Attac-Kurzfilm erklärt Irrsinn der europäischen Kürzungspolitik

24.04.2015

"Ist Griechenland noch zu retten?" So lautet der Titel des Kurzfilms, den Attac am heutigen Freitag – pünktlich zum Treffen der EU-Finanzminister in Riga – veröffentlicht hat. Der gezeichnete Trickfilm erklärt anschaulich, warum die gegenwärtige Austeritätspolitik die Krise in Griechenland und anderen europäischen Ländern verschärft, statt sie zu lösen.

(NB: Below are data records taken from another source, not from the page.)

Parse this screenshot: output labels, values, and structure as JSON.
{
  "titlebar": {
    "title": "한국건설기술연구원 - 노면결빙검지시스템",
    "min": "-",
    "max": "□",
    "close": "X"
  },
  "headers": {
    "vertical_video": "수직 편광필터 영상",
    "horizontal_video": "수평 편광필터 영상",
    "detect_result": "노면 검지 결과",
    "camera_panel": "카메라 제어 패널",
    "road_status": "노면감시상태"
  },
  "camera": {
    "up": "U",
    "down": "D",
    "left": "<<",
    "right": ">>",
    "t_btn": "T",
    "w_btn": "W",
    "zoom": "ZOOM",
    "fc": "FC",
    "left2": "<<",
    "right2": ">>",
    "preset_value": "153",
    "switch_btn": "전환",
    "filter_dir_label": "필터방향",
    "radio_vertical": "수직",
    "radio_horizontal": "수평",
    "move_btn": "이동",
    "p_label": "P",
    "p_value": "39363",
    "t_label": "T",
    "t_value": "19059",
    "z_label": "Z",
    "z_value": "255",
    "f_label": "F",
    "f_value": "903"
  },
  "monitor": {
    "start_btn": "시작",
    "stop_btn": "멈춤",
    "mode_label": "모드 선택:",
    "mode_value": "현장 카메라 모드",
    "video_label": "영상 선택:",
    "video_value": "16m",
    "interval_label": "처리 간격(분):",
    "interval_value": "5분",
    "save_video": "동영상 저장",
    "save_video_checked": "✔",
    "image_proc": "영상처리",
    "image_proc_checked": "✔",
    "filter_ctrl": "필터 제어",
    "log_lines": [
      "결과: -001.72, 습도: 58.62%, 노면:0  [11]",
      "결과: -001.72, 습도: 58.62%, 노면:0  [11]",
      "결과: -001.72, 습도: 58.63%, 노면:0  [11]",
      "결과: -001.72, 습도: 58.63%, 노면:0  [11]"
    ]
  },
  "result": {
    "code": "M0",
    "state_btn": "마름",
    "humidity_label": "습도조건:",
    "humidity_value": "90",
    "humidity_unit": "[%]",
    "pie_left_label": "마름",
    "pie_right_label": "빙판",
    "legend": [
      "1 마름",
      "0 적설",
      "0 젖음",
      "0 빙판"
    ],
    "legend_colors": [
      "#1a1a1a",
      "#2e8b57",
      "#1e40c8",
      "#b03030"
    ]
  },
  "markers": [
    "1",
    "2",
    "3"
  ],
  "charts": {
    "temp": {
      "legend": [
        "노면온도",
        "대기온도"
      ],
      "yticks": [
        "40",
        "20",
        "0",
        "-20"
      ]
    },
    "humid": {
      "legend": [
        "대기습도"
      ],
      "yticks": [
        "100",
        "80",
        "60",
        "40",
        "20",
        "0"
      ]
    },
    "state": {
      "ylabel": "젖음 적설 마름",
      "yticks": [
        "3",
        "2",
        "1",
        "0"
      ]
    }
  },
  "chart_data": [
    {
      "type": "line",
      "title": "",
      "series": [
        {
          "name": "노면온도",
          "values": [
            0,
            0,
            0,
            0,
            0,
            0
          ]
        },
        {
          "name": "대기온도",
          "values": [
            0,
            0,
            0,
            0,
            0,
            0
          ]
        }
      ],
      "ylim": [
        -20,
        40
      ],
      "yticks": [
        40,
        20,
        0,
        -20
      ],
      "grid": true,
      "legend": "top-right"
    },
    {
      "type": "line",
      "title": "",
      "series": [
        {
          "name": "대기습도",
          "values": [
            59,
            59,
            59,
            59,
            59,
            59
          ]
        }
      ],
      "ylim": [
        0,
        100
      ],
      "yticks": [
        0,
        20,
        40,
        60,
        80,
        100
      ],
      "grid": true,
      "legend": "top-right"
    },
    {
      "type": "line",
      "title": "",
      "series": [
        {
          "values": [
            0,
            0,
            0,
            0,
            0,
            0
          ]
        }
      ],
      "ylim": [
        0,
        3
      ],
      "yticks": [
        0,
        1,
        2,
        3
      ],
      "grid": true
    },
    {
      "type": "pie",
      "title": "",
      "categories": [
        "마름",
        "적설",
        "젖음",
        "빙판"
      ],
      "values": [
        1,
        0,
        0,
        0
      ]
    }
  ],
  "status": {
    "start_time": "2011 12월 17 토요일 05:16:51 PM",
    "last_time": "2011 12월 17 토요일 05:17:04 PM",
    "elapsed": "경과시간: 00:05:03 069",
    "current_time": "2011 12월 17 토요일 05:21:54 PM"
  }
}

Zu sehen ist der 3 Minuten und 47 Sekunden lange Spot, den die Agentur Pudelskern im Auftrag von Attac erstellt hat, ab sofort auf www.attac.de/eurokrise sowie auf Youtube. Verbreitung findet er über soziale Netzwerke wie Facebook und Twitter.

Spot

Die Finanzminister müssen mit den von den Troika-Institutionen durchgesetzten Kürzungsprogrammen jetzt endgültig Schluss machen. Die Programme führen in eine völlig falsche Richtung. Jede_r weiß, dass Griechenland das Geld, das ausschließlich der Rettung europäischer Banken diente, nicht zurückzahlen kann. Die griechische Regierung muss ausreichend Spielraum erhalten, um die katastrophalen Folgen der brutalen Sparpolitik zu bekämpfen. Gleiches gilt für andere EU-Staaten wie zum Beispiel Spanien, wo noch in diesem Jahr gewählt wird. Notwendig ist eine gemeinsame, progressive europäische Wirtschafts-, Steuer- und Sozialpolitik und eine Absage an die neoliberale Irrlehre.

Das Scheitern der Austeritätspolitik macht schon ein Blick auf die Zahlen deutlich: Die öffentliche Verschuldung Griechenlands hat astronomische Ausmaße angenommen, ein Viertel der Bevölkerung hat keinen Zugang zum Gesundheitssystem, die Arbeitslosenquote liegt bei 26 Prozent und Krankheiten wie Malaria breiten sich wieder aus, weil das Geld zur Bekämpfung von Moskitos fehlt.

Die Entwicklung Griechenlands zeigt den Irrsinn der sogenannten Sparpolitik: Wenn die öffentliche Hand spart, der private Sektor nicht mehr über Kaufkraft verfügt und Unternehmen keinerlei Absatz erwarten – wer sollte investieren?